Philomusica Offers Autumnal Beauty
Quartet performs a classic by Brahams and two surprise works by Bruch and Copland.
Next Monday evening the Philomusica Quartet (violinists Jeanyi Kim and Alexander Mandl, violist Nathan Hackett and cellist Adrien Zitoun) welcomes Milwaukee Symphony Orchestra Principal Clarinetist Todd Levy to their first concert at the Wisconsin Lutheran College this season. Appropriately titled Autumn Colors, the program features three works incorporating minor keys which might usually represent sadness. But in this case, the program choices can be read as an analogy to fall – with both the melancholy of the end of a season and the calm and beauty of changing colors.

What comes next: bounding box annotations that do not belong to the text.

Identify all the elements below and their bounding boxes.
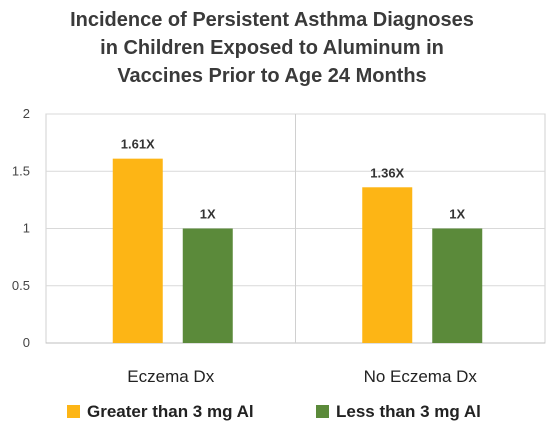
bar [432,228,483,343]
x-category-label: No Eczema Dx [364,367,478,386]
y-tick-label: 0 [23,335,30,350]
y-tick-label: 1 [23,221,30,236]
legend-swatch [316,405,329,418]
chart-title-line-1: Incidence of Persistent Asthma Diagnoses [70,9,474,31]
bar [182,228,233,343]
y-tick-label: 2 [23,106,30,121]
x-category-label: Eczema Dx [127,367,214,386]
legend: Greater than 3 mg Al Less than 3 mg Al [67,402,481,421]
data-label: 1.36X [370,165,404,180]
plot-area: 0 0.5 1 1.5 2 1.61X 1X Eczema Dx 1.36X 1X No Eczem… [12,106,546,386]
y-tick-label: 0.5 [12,278,30,293]
data-label: 1X [449,207,465,222]
bar [112,158,163,343]
legend-label: Greater than 3 mg Al [87,402,254,421]
chart-title-line-2: in Children Exposed to Aluminum in [100,37,444,59]
bar [362,187,413,343]
legend-swatch [67,405,80,418]
y-tick-label: 1.5 [12,163,30,178]
chart-title-line-3: Vaccines Prior to Age 24 Months [117,65,426,87]
legend-label: Less than 3 mg Al [336,402,481,421]
data-label: 1X [200,207,216,222]
data-label: 1.61X [121,137,155,152]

Levy joins the Quartet for the key work on the concert, Johannes Brahms‘ late composition, the Quintet for Clarinet and Strings in B minor, Op. 115. Mandl calls this “Some of the most refined chamber music writing in the entire repertoire – sublime work of delicacy – so elegant from beginning to the end.” The quintet is a staple of the chamber repertoire works for clarinet. Levy observes: “Few pieces take the listener on such an amazing emotional journey of contrasting ideas, not unlike a look back on the trajectory of one’s life which Brahms was certainly in a position to do.”
Levy adds, “It has been a real treat to be able to delve into the details of the Quintet” with the Philomusica Quartet. Mandl returns the compliment. Throughout the quintet, “every single voice is active, a real balanced juggling act. Todd knows exactly in all parts when we have to deviate from dynamic markings based upon what somebody else is doing. It was a wonderful learning experience for us.”

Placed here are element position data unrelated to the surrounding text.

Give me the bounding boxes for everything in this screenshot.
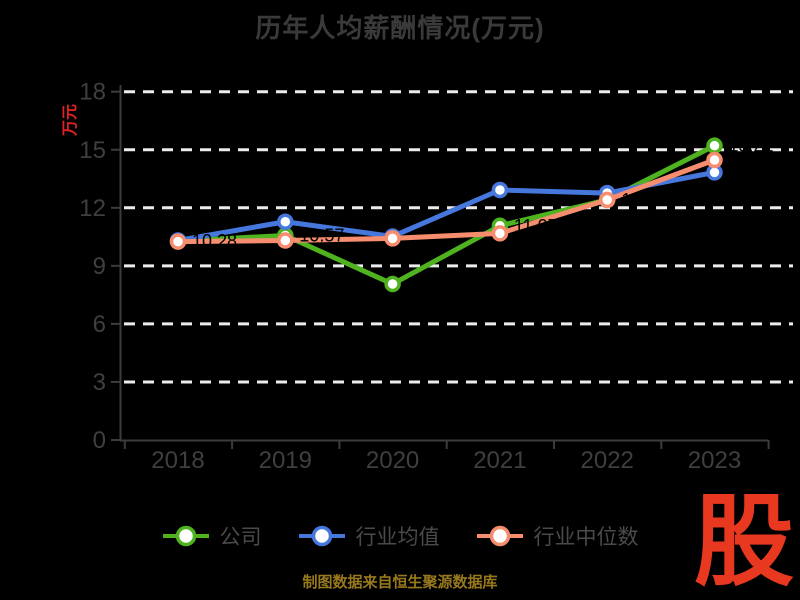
y-tick-label-3: 3: [93, 369, 106, 396]
point-label-company-2022: 12.41: [621, 190, 666, 210]
marker-industry-median-2018: [169, 233, 187, 250]
source-caption: 制图数据来自恒生聚源数据库: [302, 574, 498, 591]
point-label-company-2021: 11.07: [514, 216, 558, 236]
legend-item-industry-median: 行业中位数: [476, 521, 639, 551]
marker-industry-median-2022: [598, 191, 616, 209]
x-tick-label-2019: 2019: [259, 447, 312, 474]
marker-industry-avg-2019: [277, 213, 294, 230]
series-line-industry-avg: [175, 169, 717, 244]
marker-industry-median-2023: [706, 151, 723, 169]
x-tick-label-2018: 2018: [151, 447, 204, 474]
legend-item-industry-avg: 行业均值: [298, 521, 440, 551]
legend-circle: [175, 525, 196, 547]
legend-label-company: 公司: [219, 526, 262, 549]
legend-circle: [489, 525, 510, 547]
marker-industry-median-2020: [384, 230, 401, 247]
point-label-company-2023: 15.21: [729, 136, 774, 156]
x-tick-label-2022: 2022: [581, 447, 634, 474]
y-tick-label-6: 6: [93, 311, 106, 338]
point-label-company-2020: 8.06: [407, 274, 442, 294]
point-label-company-2018: 10.28: [192, 231, 237, 251]
y-tick-label-9: 9: [93, 253, 106, 280]
marker-industry-median-2019: [277, 232, 294, 249]
legend-label-industry-median: 行业中位数: [533, 526, 639, 549]
y-tick-label-15: 15: [79, 137, 106, 164]
point-label-company-2019: 10.57: [299, 225, 344, 245]
x-tick-label-2020: 2020: [366, 447, 419, 474]
marker-company-2023: [706, 137, 723, 154]
y-tick-label-12: 12: [79, 195, 106, 222]
x-tick-label-2021: 2021: [473, 447, 526, 474]
marker-company-2020: [384, 275, 401, 293]
chart-title: 历年人均薪酬情况(万元): [255, 13, 545, 43]
legend-marker-industry-avg-icon: [298, 525, 345, 547]
x-tick-label-2023: 2023: [688, 447, 741, 474]
y-tick-label-0: 0: [93, 427, 106, 454]
marker-industry-median-2021: [491, 225, 509, 242]
y-tick-label-18: 18: [79, 79, 106, 106]
brand-logo: 股: [694, 486, 794, 598]
legend-item-company: 公司: [162, 521, 262, 551]
legend-label-industry-avg: 行业均值: [355, 526, 440, 549]
legend: 公司 行业均值 行业中位数: [0, 514, 800, 558]
series-line-industry-median: [175, 157, 717, 245]
legend-marker-company-icon: [162, 525, 209, 547]
marker-industry-avg-2021: [491, 181, 509, 199]
legend-marker-industry-median-icon: [476, 525, 523, 547]
legend-circle: [311, 525, 332, 547]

The Philomusica will offer a Wisconsin premiere of a recently discovered string quartet by Max Bruch, String Quartet in C minor (1852). Written at age 14 for a competition, the work is remarkably mature. The only sign of youth may be the extent of homage to Bruch’s favorite composers, Mendelssohn, Schumann, Schubert, and Beethoven. Mandl points out that the scherzo is “literally a take on Beethoven’s 7th symphony.”

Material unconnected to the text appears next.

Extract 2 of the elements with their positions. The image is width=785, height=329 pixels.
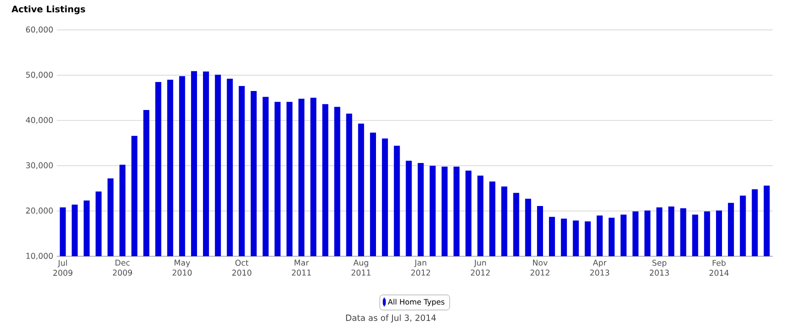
text: Data as of Jul 3, 2014 xyxy=(346,314,436,323)
chart-title: Active Listings xyxy=(12,6,86,14)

Bruch composed during an early 20th century period when composers were looking for new directions in classical music. Mandl observes, while “Bruch was a traditionalist” and “unfortunately, was brushed aside because he was not a revolutionary.”
The concert will also feature a work by Aaron Copland from the beginning of his career. His Two Pieces for String Quartet (1921 & 1923) may be best considered two separate pieces, although both were inspired by Gabriel Fauré. The first piece has been characterized as an arrangement of Faure’s 9 Préludes, Op. 103: No. 9, but the ordered, pensive mood created by Fauré’s piano work is transformed by Copland’s take on the melody and a harmonic structure less obvious in Fauré. Even very early in his career, Copland’s signature sound and rhythmic style are recognizable. In the second piece, the pace quickens and Copland’s skill with complex rhythms is evident. Inspired by jazz, but not to be mistaken for jazz, the short work also shows Copland experimenting with polytonality.
Philomusica will hold its concert Monday, October 28th at 7:30 p.m. at Wisconsin Lutheran College, in the Schwan Concert Hall located at 8815 W. Wisconsin Ave. Free parking is available in a parking garage to the east of the hall. Tickets can be purchased for $25 ($12 student) online at or by calling the box office at 414-443-8802.
The Philomusica Quartet returns to the Schwan Concert Hall on Monday, February 10th, 2020 at 7:30 p.m. The concert is called Musical Dialogues, featuring quartets by W.A. Mozart and Robert Schumann as well as arrangements for string quartet of J.S. Bach‘s Art of the Fugue.